This week will see a number of indie projects open on select screens across the country. We mentioned the Kristen Stewart (Twilight, Snow White and the Huntsmen) drama Equals opening this Friday, about a couple who falls in love as the result of a disease in a futuristic utopia that is devoid of feeling and emotion, and the tension it causes between them and their society. Co-starring with Stewart is Nicholas Hoult (Mad Max: Fury Road, X-Men: Apocalypse), who are led by director Drake Doremus (Like Crazy, Breathe In).
Also opening on the indie circuit this week is a new animated movie called Phantom Boy, which takes place in the 1940s-50s and follows a young boy with superpowers who helps a wheelchair-bound policeman in his efforts to take down a notorious mob boss. The film comes from Oscar-nominated filmmakers Loup Felicioli & Alain Gagnol (A Cat in Paris) and stars French actors Edouard Baer (Chicken with Plums), Jean-Pierre Marielle (Coup de torchon, The DaVinci Code), and Audrey Tautou (A Very Long Engagement, Amelie).

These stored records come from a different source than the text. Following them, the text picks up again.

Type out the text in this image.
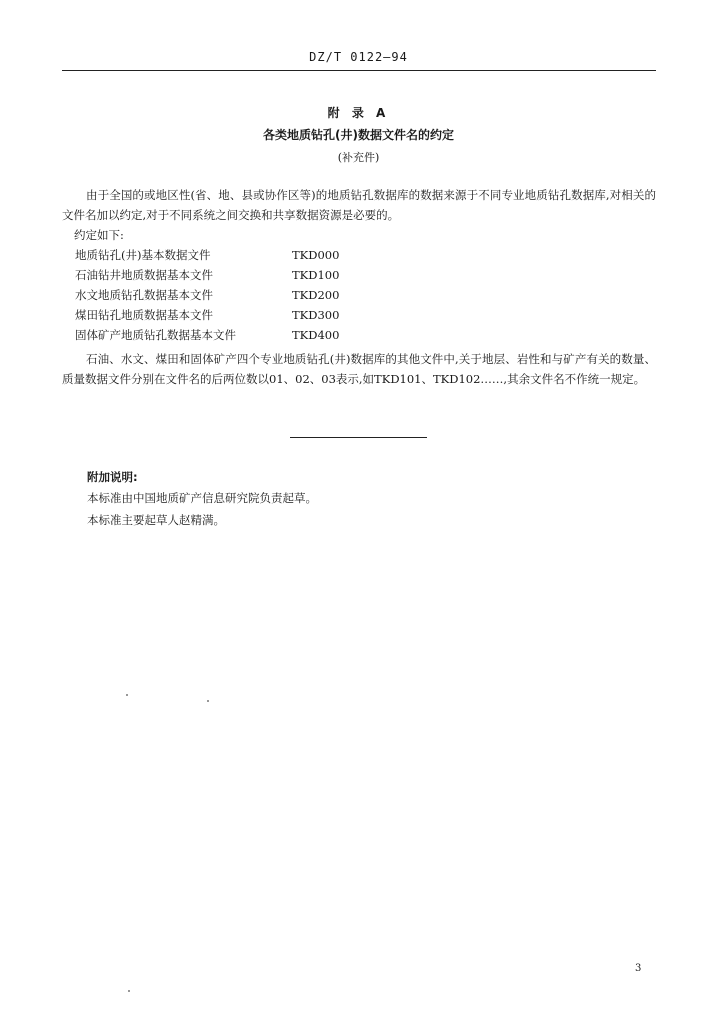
DZ/T 0122—94
附 录 A
各类地质钻孔(井)数据文件名的约定
(补充件)
由于全国的或地区性(省、地、县或协作区等)的地质钻孔数据库的数据来源于不同专业地质钻孔数据库,对相关的文件名加以约定,对于不同系统之间交换和共享数据资源是必要的。
约定如下:
地质钻孔(井)基本数据文件	TKD000
石油钻井地质数据基本文件	TKD100
水文地质钻孔数据基本文件	TKD200
煤田钻孔地质数据基本文件	TKD300
固体矿产地质钻孔数据基本文件	TKD400
石油、水文、煤田和固体矿产四个专业地质钻孔(井)数据库的其他文件中,关于地层、岩性和与矿产有关的数量、质量数据文件分别在文件名的后两位数以01、02、03表示,如TKD101、TKD102……,其余文件名不作统一规定。
附加说明:
本标准由中国地质矿产信息研究院负责起草。
本标准主要起草人赵精满。
3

Although starring in one of the most successful film franchises of all time hasn’t always been great for acting careers (with the exception of Harrison Ford), that doesn’t seem to be the case with The Force Awakens star Daisy Ridley. The young actress has just signed on to star in a new drama called The Lost Wife, a remake of the Israeli film Kolma. The Force Awakens and Star Trek director J.J. Abrams will be producing the project for Marielle Heller (A Walk Among the Tombstones, The Diary of a Teenage Girl), who will direct the film. Unlike many of her co-stars, who signed on for follow-up projects once it was announced they would be appearing in Star Wars, Ridley held off on contractual obligations until after the first film was already released in theaters. She is currently filming the second installment in the new Star Wars trilogy, which is being headed by director Rian Johnson (The Brothers Bloom, Looper). The Lost Wife is based on the book by Alyson Richman about a young couple in pre-World War II Prague who fall in love and are remorsefully separated when the Nazi’s invade the country in 1939. The script was adapted by Marc Klein (Serendipity, A Good Year), and the producers are aiming to show the film at Cannes before it opens to worldwide audiences. We’ll keep you posted for further updates.